Wednesday, March 9, 2016

Interfaith Series: Tao, Confucius, Shinto

This semester, I'm working as a teaching assistant in a non-Western religions course. A couple of weeks ago, the professor asked me to write a series of devotionals for the students, relevant to the ideas they would be discussing each week. So my task was to write Bible-based devotions for students at a Christian university who are studying non-Christian religions. Fun, right? It was. So I thought I'd take a few days and share some of these devotionals in this space.

Today: Tao, Confucius, and Shinto.

Admittedly, this is a group of religions that we in the West know very little about. We understand maybe some of the popular culture aspects of them, some of the things that have made their way into our common vocabulary - things like "Confucius say..." and the concepts of the yin and the yang (which was rather popular in the 90s; I'm not sure where it stands in Western culture today). Essentially, though, when we think about this group of religions, we can think of two primary ideas: words and light.

These religions place a high emphasis on words. It's why we know what Confucius say. The guy did a lot of talking. The Tao, similarly, is full of compact statements of worldly wisdom, much as if it were a religion entirely of proverbs. We might even be tempted to say these are wisdom religions completed separated from narrative (whereas, of course, the wisdom of God is set alongside His narrative in the Bible). 

Equally, there is an emphasis on light. And especially on the contrast of light and darkness in the world. Not just light and darkness, but good and evil, as well. This is where we get the yin and the yang. It's this contrast between light and dark, good and evil. 

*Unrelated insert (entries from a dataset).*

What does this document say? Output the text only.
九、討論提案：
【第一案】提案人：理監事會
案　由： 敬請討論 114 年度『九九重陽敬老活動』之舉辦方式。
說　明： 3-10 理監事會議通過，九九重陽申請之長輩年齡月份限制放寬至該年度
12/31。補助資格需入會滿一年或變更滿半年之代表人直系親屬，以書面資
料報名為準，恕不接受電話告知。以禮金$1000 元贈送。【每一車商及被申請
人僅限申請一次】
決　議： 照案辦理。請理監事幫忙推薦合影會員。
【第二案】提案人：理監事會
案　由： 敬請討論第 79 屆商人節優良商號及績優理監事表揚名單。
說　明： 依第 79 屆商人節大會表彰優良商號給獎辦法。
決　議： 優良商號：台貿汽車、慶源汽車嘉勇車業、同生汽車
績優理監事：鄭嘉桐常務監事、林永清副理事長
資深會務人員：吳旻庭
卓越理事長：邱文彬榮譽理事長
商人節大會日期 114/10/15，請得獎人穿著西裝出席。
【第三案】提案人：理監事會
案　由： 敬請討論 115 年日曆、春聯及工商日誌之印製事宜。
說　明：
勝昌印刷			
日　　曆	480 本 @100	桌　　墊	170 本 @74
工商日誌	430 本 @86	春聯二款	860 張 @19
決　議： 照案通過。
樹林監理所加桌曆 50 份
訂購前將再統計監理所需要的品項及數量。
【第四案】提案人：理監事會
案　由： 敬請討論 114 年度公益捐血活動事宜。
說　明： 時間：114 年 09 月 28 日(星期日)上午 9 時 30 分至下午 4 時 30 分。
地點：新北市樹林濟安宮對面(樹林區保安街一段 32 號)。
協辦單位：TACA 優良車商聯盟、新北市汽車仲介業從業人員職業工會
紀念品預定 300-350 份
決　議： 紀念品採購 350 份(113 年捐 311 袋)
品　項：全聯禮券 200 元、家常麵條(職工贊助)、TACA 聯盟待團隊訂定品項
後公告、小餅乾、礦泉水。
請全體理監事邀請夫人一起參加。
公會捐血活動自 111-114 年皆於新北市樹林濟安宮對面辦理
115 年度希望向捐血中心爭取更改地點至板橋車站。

As Christians, we, too, have an emphasis on words and light. But for us, these words are living words; this light is living light. Both are embodied in this Man we call Jesus.

Here we turn to the opening chapter of the gospel of John.


The real light, which shines on everyone, was coming into the world. He was in the world, and the world came into existence through him....The Word became human and lived among us. We saw his glory. It was the glory that the Father shares with his only Son, a glory full of kindness and truth.

John gives us the very ideas of these Eastern religions, wrapped into one man. It's not a light that competes with the darkness; it's a light that drives the darkness out. It's not a word that tells us how to live; it is a Word that lives among us, that speaks to us in its own very living. We don't have to figure out what any of it means; Jesus reveals it plainly.

And that is the fundamental difference between Christianity and these other religions. The Tao, what Confucius say - these require the follower to figure out what it all means. You have to do some heavy interpreting. You have to interpret how these words are meant to influence your life. You have to seek out light over darkness, have to stand in the divide between the two and feel the tension.

Not so in Christ. Christ the Word tells you exactly what He means. You don't have to interpret what the Word means for your life; the Word is your very life. The Word spoke life itself into existence. It is the crux on which this whole world spins, the very Word of God spoken into the void and then spoken again in Jesus. You don't have to stand in the tension between light and darkness. Light has come to drive out darkness. The light of a single candle makes all the shadows dance.